Peppered with crazy language, serious endeavors and absurdist events, Koala Man is a superhero show where the hero is pretty average. Voiced by Cusack with just the right tone of bowls club self-delusion, Kevin is a suburbanite obsessed with making a difference in his neighborhood. Donning a mask and cape to become Koala Man, the husband and father-of-two cracks down on littering, regulates unkempt front lawns and generally lets the locals know “what you’re doing here isn’t on”.

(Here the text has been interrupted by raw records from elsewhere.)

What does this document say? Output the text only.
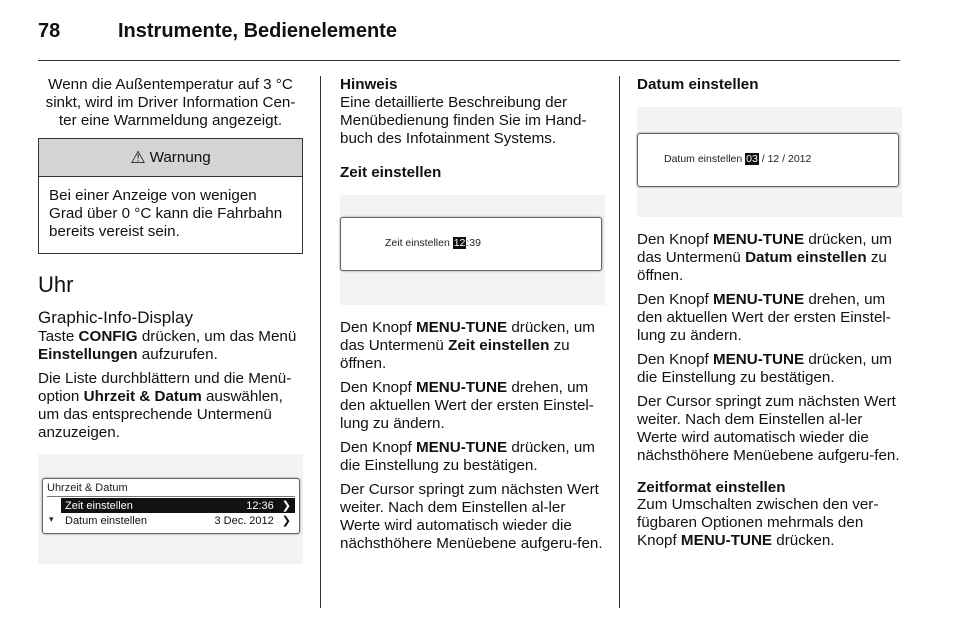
78	Instrumente, Bedienelemente

Wenn die Außentemperatur auf 3 °C sinkt, wird im Driver Information Cen-ter eine Warnmeldung angezeigt.

⚠ Warnung

Bei einer Anzeige von wenigen Grad über 0 °C kann die Fahrbahn bereits vereist sein.

Uhr
Graphic-Info-Display

Taste CONFIG drücken, um das Menü Einstellungen aufzurufen.

Die Liste durchblättern und die Menü-option Uhrzeit & Datum auswählen, um das entsprechende Untermenü anzuzeigen.

Uhrzeit & Datum
Zeit einstellen	12:36 ❯
▾ Datum einstellen	3 Dec. 2012 ❯

Hinweis
Eine detaillierte Beschreibung der Menübedienung finden Sie im Hand-buch des Infotainment Systems.

Zeit einstellen
Zeit einstellen 12:39

Den Knopf MENU-TUNE drücken, um das Untermenü Zeit einstellen zu öffnen.

Den Knopf MENU-TUNE drehen, um den aktuellen Wert der ersten Einstel-lung zu ändern.

Den Knopf MENU-TUNE drücken, um die Einstellung zu bestätigen.

Der Cursor springt zum nächsten Wert weiter. Nach dem Einstellen al-ler Werte wird automatisch wieder die nächsthöhere Menüebene aufgeru-fen.

Datum einstellen
Datum einstellen 03 / 12 / 2012

Den Knopf MENU-TUNE drücken, um das Untermenü Datum einstellen zu öffnen.

Den Knopf MENU-TUNE drehen, um den aktuellen Wert der ersten Einstel-lung zu ändern.

Den Knopf MENU-TUNE drücken, um die Einstellung zu bestätigen.

Der Cursor springt zum nächsten Wert weiter. Nach dem Einstellen al-ler Werte wird automatisch wieder die nächsthöhere Menüebene aufgeru-fen.

Zeitformat einstellen

Zum Umschalten zwischen den ver-fügbaren Optionen mehrmals den Knopf MENU-TUNE drücken.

Will Break Point do for tennis what Drive to Survive did for F1?
In the third episode of BreakpointIn Netflix’s behind-the-scenes exploration of the international tennis tour, an autograph-seeking child holds up the pen and the big yellow ball to an adult in athletic gear and asks: “Are you a player?”, reports Nine Publishing. Malcolm Knox.
This is the elephant in this 10-episode room. The men’s tour in 2022 remained the domain of Rafael Nadal and Novak Djokovicwhile the biggest female names were Ash Barty and Serena Williams, although they withdrew from the game. No one would ever ask any of them if they were a player.
Netflix didn’t have access to these household names, and so, in their shadow, it has recast its narrative as a search for the next big thing. Who will break into that club?
The producers found themselves at a disadvantage compared to the hugely popular Netflix Formula 1: Drive to survive and Amazon’s cricket series The testwho had access to the sport’s biggest attraction.
Drive to survivewith its fly on the very fast-moving wall of motorsport’s premier division, outstanding production values and fresh access, has revived interest in Formula 1.